Hi,
I want to merge multiple .fastq.gz files (forward/Reverse), and using following command:
zcat dir1/ETH002281_ACAGTG_L00*_R1_00*.fastq.gz dir2/ETH002281_ACAGTG_L00*_R1_00*.fastq.gz dir3/ETH002281_ACAGTG_L003_R1_001.fastq.gz | gzip > dir4/ETH002281_ACAGTG_Lall_R1.gz
Although it run fine but it takes huge time as I am able to run it on single node, I want to run it on multiples nodes as I have access of 15 nodes with 8 cores each. It would be great if I get idea how to merge multiples fastq.gz files using various computational nodes in order to finish the job earliest using maximum computational power of nodes. Thanks
Thank you for response. I'll try pigz while using zcat | gzip. True, cat command is much faster(approx 40X) in comparison of gcat|gzip but i want to avoid it just as it doesn't compress merged files, expecting size differences in GBs of final merged files.
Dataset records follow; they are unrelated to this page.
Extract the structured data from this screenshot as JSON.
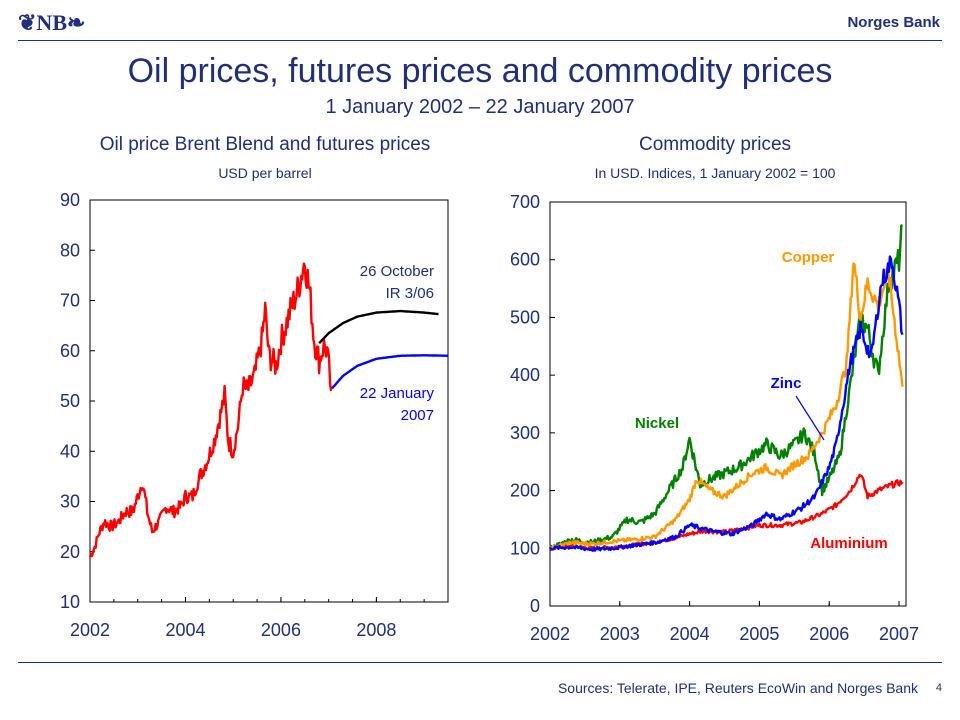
{
  "header": {
    "logo": "❦NB❧",
    "bank": "Norges Bank"
  },
  "title": "Oil prices, futures prices and commodity prices",
  "subtitle": "1 January 2002 – 22 January 2007",
  "footer": {
    "source": "Sources: Telerate, IPE, Reuters EcoWin and Norges Bank",
    "page": "4"
  },
  "colors": {
    "text": "#1f2f7a",
    "red": "#ff0000",
    "black": "#000000",
    "blue": "#0000ff",
    "green": "#008000",
    "orange": "#ff9900"
  },
  "chart_data": [
    {
      "type": "line",
      "title": "Oil price Brent Blend and futures prices",
      "ylabel": "USD per barrel",
      "xlim": [
        2002,
        2009.5
      ],
      "ylim": [
        10,
        90
      ],
      "yticks": [
        10,
        20,
        30,
        40,
        50,
        60,
        70,
        80,
        90
      ],
      "xticks": [
        2002,
        2004,
        2006,
        2008
      ],
      "annotations": [
        {
          "text": "26 October",
          "series": "IR 3/06 futures"
        },
        {
          "text": "IR 3/06",
          "series": "IR 3/06 futures"
        },
        {
          "text": "22 January",
          "series": "22 January 2007 futures"
        },
        {
          "text": "2007",
          "series": "22 January 2007 futures"
        }
      ],
      "series": [
        {
          "name": "Oil price Brent Blend",
          "color": "#ff0000",
          "x": [
            2002.0,
            2002.1,
            2002.2,
            2002.3,
            2002.45,
            2002.6,
            2002.75,
            2002.9,
            2003.0,
            2003.1,
            2003.2,
            2003.3,
            2003.45,
            2003.6,
            2003.75,
            2003.9,
            2004.0,
            2004.15,
            2004.3,
            2004.45,
            2004.6,
            2004.75,
            2004.82,
            2004.9,
            2005.0,
            2005.1,
            2005.2,
            2005.3,
            2005.45,
            2005.6,
            2005.67,
            2005.75,
            2005.9,
            2006.0,
            2006.1,
            2006.2,
            2006.35,
            2006.5,
            2006.6,
            2006.7,
            2006.8,
            2006.9,
            2006.97,
            2007.05
          ],
          "values": [
            19,
            21,
            24,
            26,
            25,
            26,
            28,
            28,
            31,
            34,
            28,
            24,
            26,
            29,
            28,
            29,
            31,
            31,
            35,
            38,
            42,
            48,
            51,
            42,
            40,
            45,
            53,
            52,
            55,
            62,
            68,
            59,
            57,
            62,
            65,
            68,
            72,
            78,
            72,
            62,
            58,
            61,
            60,
            52
          ]
        },
        {
          "name": "IR 3/06 futures",
          "color": "#000000",
          "x": [
            2006.8,
            2007.0,
            2007.3,
            2007.6,
            2008.0,
            2008.5,
            2009.0,
            2009.3
          ],
          "values": [
            61.5,
            63.5,
            65.5,
            66.8,
            67.6,
            67.9,
            67.6,
            67.3
          ]
        },
        {
          "name": "22 January 2007 futures",
          "color": "#0000ff",
          "x": [
            2007.07,
            2007.3,
            2007.6,
            2008.0,
            2008.5,
            2009.0,
            2009.5
          ],
          "values": [
            52.5,
            55.0,
            57.0,
            58.4,
            59.0,
            59.1,
            59.0
          ]
        }
      ]
    },
    {
      "type": "line",
      "title": "Commodity prices",
      "ylabel": "In USD. Indices, 1 January 2002 = 100",
      "xlim": [
        2002,
        2007.1
      ],
      "ylim": [
        0,
        700
      ],
      "yticks": [
        0,
        100,
        200,
        300,
        400,
        500,
        600,
        700
      ],
      "xticks": [
        2002,
        2003,
        2004,
        2005,
        2006,
        2007
      ],
      "series": [
        {
          "name": "Aluminium",
          "color": "#ff0000",
          "x": [
            2002.0,
            2002.3,
            2002.6,
            2002.9,
            2003.2,
            2003.5,
            2003.8,
            2004.0,
            2004.2,
            2004.5,
            2004.8,
            2005.0,
            2005.3,
            2005.6,
            2005.9,
            2006.1,
            2006.3,
            2006.45,
            2006.55,
            2006.7,
            2006.9,
            2007.05
          ],
          "values": [
            100,
            104,
            100,
            102,
            106,
            110,
            118,
            125,
            130,
            128,
            135,
            140,
            140,
            145,
            160,
            175,
            200,
            230,
            190,
            200,
            210,
            215
          ]
        },
        {
          "name": "Nickel",
          "color": "#008000",
          "x": [
            2002.0,
            2002.3,
            2002.6,
            2002.9,
            2003.1,
            2003.3,
            2003.5,
            2003.7,
            2003.9,
            2004.0,
            2004.15,
            2004.3,
            2004.5,
            2004.7,
            2004.9,
            2005.1,
            2005.3,
            2005.5,
            2005.65,
            2005.8,
            2005.9,
            2006.0,
            2006.15,
            2006.3,
            2006.45,
            2006.55,
            2006.7,
            2006.85,
            2007.0,
            2007.05
          ],
          "values": [
            100,
            115,
            110,
            120,
            150,
            145,
            160,
            200,
            240,
            290,
            210,
            220,
            230,
            240,
            260,
            280,
            260,
            280,
            300,
            260,
            200,
            220,
            260,
            380,
            500,
            480,
            400,
            560,
            600,
            660
          ]
        },
        {
          "name": "Copper",
          "color": "#ff9900",
          "x": [
            2002.0,
            2002.3,
            2002.6,
            2002.9,
            2003.2,
            2003.5,
            2003.8,
            2004.0,
            2004.1,
            2004.3,
            2004.5,
            2004.7,
            2004.9,
            2005.1,
            2005.3,
            2005.5,
            2005.7,
            2005.9,
            2006.1,
            2006.25,
            2006.35,
            2006.45,
            2006.55,
            2006.7,
            2006.85,
            2006.95,
            2007.05
          ],
          "values": [
            100,
            110,
            108,
            112,
            115,
            120,
            150,
            185,
            220,
            200,
            190,
            210,
            230,
            240,
            225,
            245,
            260,
            300,
            350,
            420,
            600,
            500,
            560,
            520,
            580,
            480,
            380
          ]
        },
        {
          "name": "Zinc",
          "color": "#0000ff",
          "x": [
            2002.0,
            2002.3,
            2002.6,
            2002.9,
            2003.2,
            2003.5,
            2003.8,
            2004.0,
            2004.3,
            2004.6,
            2004.9,
            2005.1,
            2005.3,
            2005.6,
            2005.8,
            2006.0,
            2006.1,
            2006.2,
            2006.3,
            2006.45,
            2006.6,
            2006.75,
            2006.9,
            2007.0,
            2007.05
          ],
          "values": [
            100,
            102,
            98,
            100,
            105,
            110,
            120,
            140,
            130,
            125,
            140,
            160,
            150,
            170,
            190,
            240,
            280,
            350,
            420,
            480,
            430,
            560,
            600,
            520,
            470
          ]
        }
      ],
      "annotations": [
        {
          "text": "Copper",
          "series": "Copper"
        },
        {
          "text": "Zinc",
          "series": "Zinc"
        },
        {
          "text": "Nickel",
          "series": "Nickel"
        },
        {
          "text": "Aluminium",
          "series": "Aluminium"
        }
      ]
    }
  ]
}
You can concatenate gzipped files and the result is still a valid compressed gzipped file; I don't really see any reason to avoid that. The difference in compression would be negligible compared to recompressing it unless you have millions of tiny files.
I agree that
cat
-ing gzip files is the best solution here. However, I vaguely remember that, strictly speaking, a gzip file produced by concatenating individual gzips is not "valid" since the footer of the concatenated files does not represent the whole file but only the last gzip file concatenated.